Mio padre è un orso polare

Ci sono libri di cui ti fai un’idea, non necessariamente buona o cattiva, ma un’idea, e poi a leggerli ti sorprendono e ti regalano la felicità di dirti che non avevi capito niente, e ne sei pure felice, quel libro ha decisamente superato le tue aspettative!

Mi è capitata una cosa del genere con Mio padre è un orso polare di Michael Morpurgo con le illustrazioni di Felicita Sala edito da Lapis.

Ho fatto proprio la lettrice ingenua, ho scelto un libro di cui non sapevo nulla, nemmeno che fosse stato pubblicato, l’ho scelto per la copertina (per la serie i libri si giudicano dalla copertina eccome!), per il nome dell’autore e anche un po’ per il formato, insomma mi sono lasciata andare al puro piacere della sensazione a scatola chiusa.

Poi, da brava lettrice ingenua, l’ho letto ad alta voce con i bambini e ho scoperto un testo raffinato, sottile e ironico anche grazie alle illustrazioni di Felicita Sala che mi pare diano un’interpretazione perfetta alla storia.

Il protagonista narratore è un ragazzino che ci porta senza introduzione, in prima persona, nel suo mondo: un mondo in cui i padri possono essere orsi polari. Se pensate che l’essere orsi polari sia una metafora vi sbagliate di grosso, come mi sbagliavo io.

Il padre di Terry e suo fratello (il narratore fratello più piccolo) è davvero un Orso Polare, o meglio diciamo che ha interpretato l’orso polare in uno spettacolo teatrale e tutto ciò che ai bambini resta di questo padre assente è la foto dell’orso polare dentro al quale si nasconde il loro vero padre.

Quella dei due fratelli è dunque la storia di due bambini che hanno due padri, uno presente perché scelto dalla madre, ed uno assente perché allontanato dalla madre. Di quello assente non si può parlare , anche se se ne parla nessuno risponde… il padre naturale dei bambini è una specie di tabù in casa e per questo i due protagonisti si organizzano per poter trovare tracce del loro padre in quel pochissimo che sanno.
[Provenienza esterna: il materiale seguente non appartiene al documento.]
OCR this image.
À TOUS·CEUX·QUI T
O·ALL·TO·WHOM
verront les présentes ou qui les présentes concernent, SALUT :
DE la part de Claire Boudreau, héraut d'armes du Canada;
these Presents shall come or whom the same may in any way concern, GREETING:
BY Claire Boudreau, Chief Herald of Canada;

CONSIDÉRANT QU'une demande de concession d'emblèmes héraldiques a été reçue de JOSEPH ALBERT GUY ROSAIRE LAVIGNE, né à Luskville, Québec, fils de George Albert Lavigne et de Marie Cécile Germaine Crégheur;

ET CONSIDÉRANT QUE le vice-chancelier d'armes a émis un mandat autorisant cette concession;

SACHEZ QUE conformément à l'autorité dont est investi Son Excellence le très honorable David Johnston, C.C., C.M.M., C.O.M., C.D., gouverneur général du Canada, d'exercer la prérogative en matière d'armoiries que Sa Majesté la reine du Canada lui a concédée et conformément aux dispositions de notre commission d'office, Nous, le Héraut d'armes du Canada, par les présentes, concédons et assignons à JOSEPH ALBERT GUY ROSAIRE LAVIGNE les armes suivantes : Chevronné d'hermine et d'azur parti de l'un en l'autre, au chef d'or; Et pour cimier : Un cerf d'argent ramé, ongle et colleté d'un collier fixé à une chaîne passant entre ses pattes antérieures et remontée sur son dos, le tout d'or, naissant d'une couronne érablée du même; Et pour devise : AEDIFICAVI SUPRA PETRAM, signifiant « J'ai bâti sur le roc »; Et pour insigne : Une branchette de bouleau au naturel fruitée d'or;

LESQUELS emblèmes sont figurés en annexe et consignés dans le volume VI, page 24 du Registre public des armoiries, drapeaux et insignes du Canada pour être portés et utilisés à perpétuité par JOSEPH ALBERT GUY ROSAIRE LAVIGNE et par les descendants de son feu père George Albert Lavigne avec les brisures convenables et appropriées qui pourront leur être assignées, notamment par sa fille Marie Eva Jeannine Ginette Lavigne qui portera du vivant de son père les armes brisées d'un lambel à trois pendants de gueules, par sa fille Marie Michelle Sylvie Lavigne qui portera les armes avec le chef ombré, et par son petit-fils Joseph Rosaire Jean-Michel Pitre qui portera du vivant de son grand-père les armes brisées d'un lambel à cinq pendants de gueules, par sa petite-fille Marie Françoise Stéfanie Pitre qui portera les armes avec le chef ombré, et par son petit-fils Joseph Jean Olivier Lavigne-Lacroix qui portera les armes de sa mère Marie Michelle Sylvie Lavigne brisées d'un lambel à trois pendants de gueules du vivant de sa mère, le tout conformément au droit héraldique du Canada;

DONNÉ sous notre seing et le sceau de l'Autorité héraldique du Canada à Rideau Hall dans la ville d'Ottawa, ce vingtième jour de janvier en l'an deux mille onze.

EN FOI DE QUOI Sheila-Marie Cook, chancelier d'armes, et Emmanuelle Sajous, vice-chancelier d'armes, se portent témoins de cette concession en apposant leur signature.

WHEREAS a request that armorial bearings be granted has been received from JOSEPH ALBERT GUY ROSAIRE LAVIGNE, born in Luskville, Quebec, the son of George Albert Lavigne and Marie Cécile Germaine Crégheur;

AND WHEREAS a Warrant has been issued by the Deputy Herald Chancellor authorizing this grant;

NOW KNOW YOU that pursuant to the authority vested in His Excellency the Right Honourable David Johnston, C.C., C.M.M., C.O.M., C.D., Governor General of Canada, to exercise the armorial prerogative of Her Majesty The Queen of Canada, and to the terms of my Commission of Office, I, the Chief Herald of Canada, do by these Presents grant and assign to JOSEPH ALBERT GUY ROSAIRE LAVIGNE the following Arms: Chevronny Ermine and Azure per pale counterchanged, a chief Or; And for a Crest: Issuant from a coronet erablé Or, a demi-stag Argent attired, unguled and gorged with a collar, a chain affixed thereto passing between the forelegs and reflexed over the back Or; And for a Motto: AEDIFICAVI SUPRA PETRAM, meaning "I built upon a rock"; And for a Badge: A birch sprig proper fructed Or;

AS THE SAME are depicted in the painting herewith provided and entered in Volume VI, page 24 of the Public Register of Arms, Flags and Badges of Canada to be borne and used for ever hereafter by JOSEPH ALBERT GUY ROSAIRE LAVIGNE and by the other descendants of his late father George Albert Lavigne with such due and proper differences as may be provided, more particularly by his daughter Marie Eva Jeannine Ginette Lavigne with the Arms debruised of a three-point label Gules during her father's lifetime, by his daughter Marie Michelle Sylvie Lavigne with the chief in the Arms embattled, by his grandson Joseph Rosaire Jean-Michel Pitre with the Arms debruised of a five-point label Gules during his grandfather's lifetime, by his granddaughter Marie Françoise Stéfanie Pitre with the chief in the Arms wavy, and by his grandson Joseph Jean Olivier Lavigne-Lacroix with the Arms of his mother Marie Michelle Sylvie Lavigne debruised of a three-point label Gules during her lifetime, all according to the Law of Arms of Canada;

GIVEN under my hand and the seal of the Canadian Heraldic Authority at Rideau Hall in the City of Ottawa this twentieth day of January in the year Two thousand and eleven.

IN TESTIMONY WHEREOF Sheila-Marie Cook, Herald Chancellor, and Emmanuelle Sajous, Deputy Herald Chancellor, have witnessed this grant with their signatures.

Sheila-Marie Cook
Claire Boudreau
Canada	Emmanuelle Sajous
Con un po’ di fortuna possono vederlo recitare a teatro, nei panni dell’orso polare (e Terry riesce anche ad avvicinarlo e manifestarsi con grande gioia del padre-orso) o alla televisione… ma il tempo passa e nulla cambia fino a quando…

L’orso polare, nelle vesti di Falstaf, ormai molto anziano, capita con la compagnia teatrale vicino ai fratelli che questa volta, adulti e con famiglia, non puntano ad un saluto fugace ma a recuperare una vita affettiva intera.

E’ così che il narratore, diventato adulto, può garantire ai suoi figli e nipoti di conoscere e giocare col nonno (vero) almeno una volta all’anno, il tempo rallenta e recupera, o almeno così pare e, si sa, il tempo è del tutto relativo in queste faccende sentimentali.

Recentemente ho scritto un racconto che ha per protagonista un orso polare. Chissà perché! Mio padre è al piano di sopra e lo sta leggendo alla mia nipotina più piccola. Lo sento ringhiare e lo immagino mentre mostra i denti, proprio come fanno gli orsi polari. Mi viene da pensare che per lui sia un po’ come fare un tuffo nel passato.

Per me lo è.

Una storia che ha dentro tante storie, tanti filoni, non ultimo quello narrativo autobiografico con cui lo scrittore gioca insieme al narratore che è anche protagonista ed anche scrittore, uno scrittore che a sua volta racconta di un orso polare. La differenza è che questa volta l’orso ha voce e presenza, nessuno tace, nessuno evita, tutto è chiaro e pronunciato e pronunciabile perché la vita non si ripete sempre uguale ma può essere sempre meglio.